# Quantum mechanics, wavefunction problem

Gold Member

## Homework Statement

Consider the wavefunction $\Psi (x,t)=c_1 \psi _1 (x)e^{-\frac{iE_1t}{\hbar}}+c_2 \psi _2 (x)e^{-\frac{iE_2t}{\hbar}}$ where $\psi _1 (x)$ and $\psi _2 (x)$ are normalized and orthogonal. Knowing $\Psi (x,0)$, find the values of $c_1$ and $c_2$.

## Homework Equations

$C^2 \int _{-\infty}^{\infty} |\Psi (x,t)|^2 dx=1$. I also know that the product of psi 1 by psi 2 is worth 0 (they are orthogonal) so this simplifies the expression to integrate.
But I'm still left with the integration of both lower case psi functions that I don't know how to handle.

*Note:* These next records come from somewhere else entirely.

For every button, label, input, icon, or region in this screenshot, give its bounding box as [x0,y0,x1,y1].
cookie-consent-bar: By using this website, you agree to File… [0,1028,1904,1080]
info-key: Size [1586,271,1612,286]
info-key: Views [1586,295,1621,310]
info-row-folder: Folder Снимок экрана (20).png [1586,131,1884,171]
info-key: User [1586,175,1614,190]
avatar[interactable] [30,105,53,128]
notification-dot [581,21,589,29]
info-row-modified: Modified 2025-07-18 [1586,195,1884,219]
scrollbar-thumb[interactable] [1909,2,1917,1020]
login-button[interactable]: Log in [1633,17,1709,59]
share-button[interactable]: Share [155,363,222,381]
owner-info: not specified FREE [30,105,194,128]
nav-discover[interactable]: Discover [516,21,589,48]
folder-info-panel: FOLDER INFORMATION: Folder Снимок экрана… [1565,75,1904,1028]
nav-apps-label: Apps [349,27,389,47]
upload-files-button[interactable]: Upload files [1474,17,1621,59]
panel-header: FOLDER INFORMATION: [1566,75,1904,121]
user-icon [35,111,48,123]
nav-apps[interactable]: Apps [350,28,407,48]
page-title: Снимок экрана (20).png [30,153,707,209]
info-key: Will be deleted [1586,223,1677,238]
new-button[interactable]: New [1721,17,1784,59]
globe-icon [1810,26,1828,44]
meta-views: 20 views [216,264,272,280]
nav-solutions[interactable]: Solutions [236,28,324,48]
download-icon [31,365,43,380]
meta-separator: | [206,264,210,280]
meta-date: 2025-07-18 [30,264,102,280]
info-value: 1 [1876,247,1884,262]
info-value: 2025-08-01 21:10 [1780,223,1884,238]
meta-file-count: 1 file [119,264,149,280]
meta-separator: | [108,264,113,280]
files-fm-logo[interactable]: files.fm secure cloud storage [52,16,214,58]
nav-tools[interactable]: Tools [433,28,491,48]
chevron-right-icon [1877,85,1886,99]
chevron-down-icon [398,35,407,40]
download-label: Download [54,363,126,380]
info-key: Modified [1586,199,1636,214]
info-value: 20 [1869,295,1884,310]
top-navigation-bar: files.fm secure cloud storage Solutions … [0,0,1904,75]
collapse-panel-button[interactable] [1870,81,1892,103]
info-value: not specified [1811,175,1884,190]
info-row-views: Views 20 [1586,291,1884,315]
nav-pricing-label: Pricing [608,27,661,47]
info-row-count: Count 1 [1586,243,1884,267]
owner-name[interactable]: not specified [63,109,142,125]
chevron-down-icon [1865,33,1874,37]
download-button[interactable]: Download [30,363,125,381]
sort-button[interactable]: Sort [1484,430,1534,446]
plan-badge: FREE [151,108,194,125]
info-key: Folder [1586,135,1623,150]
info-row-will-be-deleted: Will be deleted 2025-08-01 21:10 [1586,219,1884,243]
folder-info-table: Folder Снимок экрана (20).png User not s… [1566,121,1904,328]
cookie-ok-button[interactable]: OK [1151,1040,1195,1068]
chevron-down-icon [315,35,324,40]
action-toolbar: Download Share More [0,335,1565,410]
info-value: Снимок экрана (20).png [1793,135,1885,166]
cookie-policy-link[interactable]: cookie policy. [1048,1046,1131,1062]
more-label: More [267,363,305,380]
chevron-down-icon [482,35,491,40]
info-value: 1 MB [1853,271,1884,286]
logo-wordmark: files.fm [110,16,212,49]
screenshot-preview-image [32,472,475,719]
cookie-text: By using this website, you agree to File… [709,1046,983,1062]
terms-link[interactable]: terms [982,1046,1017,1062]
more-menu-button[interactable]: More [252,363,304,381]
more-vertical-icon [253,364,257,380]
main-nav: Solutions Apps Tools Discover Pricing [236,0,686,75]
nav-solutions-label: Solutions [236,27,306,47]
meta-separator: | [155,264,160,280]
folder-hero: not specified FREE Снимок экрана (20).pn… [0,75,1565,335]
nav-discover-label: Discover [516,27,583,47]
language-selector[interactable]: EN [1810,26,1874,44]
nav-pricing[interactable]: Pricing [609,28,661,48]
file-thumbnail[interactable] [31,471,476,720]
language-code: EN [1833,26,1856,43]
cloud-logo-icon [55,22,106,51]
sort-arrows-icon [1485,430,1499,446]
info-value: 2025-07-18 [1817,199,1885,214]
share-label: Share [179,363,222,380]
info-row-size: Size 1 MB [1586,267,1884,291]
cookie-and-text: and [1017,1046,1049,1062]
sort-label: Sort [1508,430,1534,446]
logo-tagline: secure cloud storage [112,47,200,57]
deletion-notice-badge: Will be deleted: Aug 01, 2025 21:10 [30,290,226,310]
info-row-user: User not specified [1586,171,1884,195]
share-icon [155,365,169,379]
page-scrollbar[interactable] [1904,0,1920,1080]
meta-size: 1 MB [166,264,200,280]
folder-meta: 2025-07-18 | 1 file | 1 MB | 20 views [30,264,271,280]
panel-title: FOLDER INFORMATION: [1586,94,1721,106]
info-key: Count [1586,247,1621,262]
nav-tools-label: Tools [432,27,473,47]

## The Attempt at a Solution

I'm thinking on how to use the fact that I know Psi at t=0 but so far I'm out of ideas.

ehild
Homework Helper
$\psi _i (x)$-s are orthonormal, what does it mean on the integrals of $\psi _i ^* (x) \psi _j (x)$?

ehild

Gold Member
$\psi _i (x)$-s are orthonormal, what does it mean on the integrals of $\psi _i ^* (x) \psi _j (x)$?

ehild

Sorry for being almost 1 month late. That they are worth 1?

Edit: Is what I've done right?:
$\int _{-\infty}^{\infty} \Psi _1 (x) \Psi (x,0)dx=c_1 \int _{-\infty}^{\infty} \Psi _1 ^2 (x)dx=c_1$.
In the same fashion I get $c_2=\int _{-\infty}^{\infty} \Psi _2 (x) \Psi (x,0)dx$.
But I didn't use any complex conjugate... I must be missing something.

Last edited:
vela
Staff Emeritus
Homework Helper
That's almost correct. It should be
$$c_i = \int \psi_i^*(x)\Psi(x,0)\,dx$$When you calculate the inner product, you use the complex conjugate of the first function in the integrand.

Gold Member
That's almost correct. It should be
$$c_i = \int \psi_i^*(x)\Psi(x,0)\,dx$$When you calculate the inner product, you use the complex conjugate of the first function in the integrand.

Let's see if I understand:
$\int _{- \infty}^{\infty} \Psi _1 ^* (x) \Psi (x,0)dx=c_1 \int _{- \infty}^{\infty} \Psi _1 ^* (x) \Psi _1 (x)dx=c_1 \int _{-\infty} ^{\infty} |\Psi _1 (x)|^2 dx=c_1$.
Am I right if I say that since $\Psi _1(x)$ and $\Psi _2 (x)$ are orthogonal, so is $\Psi _1^* (x)$ with $\Psi _2 (x)$? Because I'm using this fact!

vela
Staff Emeritus
Homework Helper
Yup. When you say the two are orthogonal, you mean that
$$\int \psi_1^*(x)\psi_2(x)\,dx = 0.$$It does not mean that
$$\int \psi_1(x)\psi_2(x)\,dx = 0.$$The complex conjugation is a vital part of taking the inner product.

Gold Member
Yup. When you say the two are orthogonal, you mean that
$$\int \psi_1^*(x)\psi_2(x)\,dx = 0.$$It does not mean that
$$\int \psi_1(x)\psi_2(x)\,dx = 0.$$The complex conjugation is a vital part of taking the inner product.
Oh, I understand. Wow, thank so you much. My understanding was so poor before I asked help for this problem... now things are getting clearer.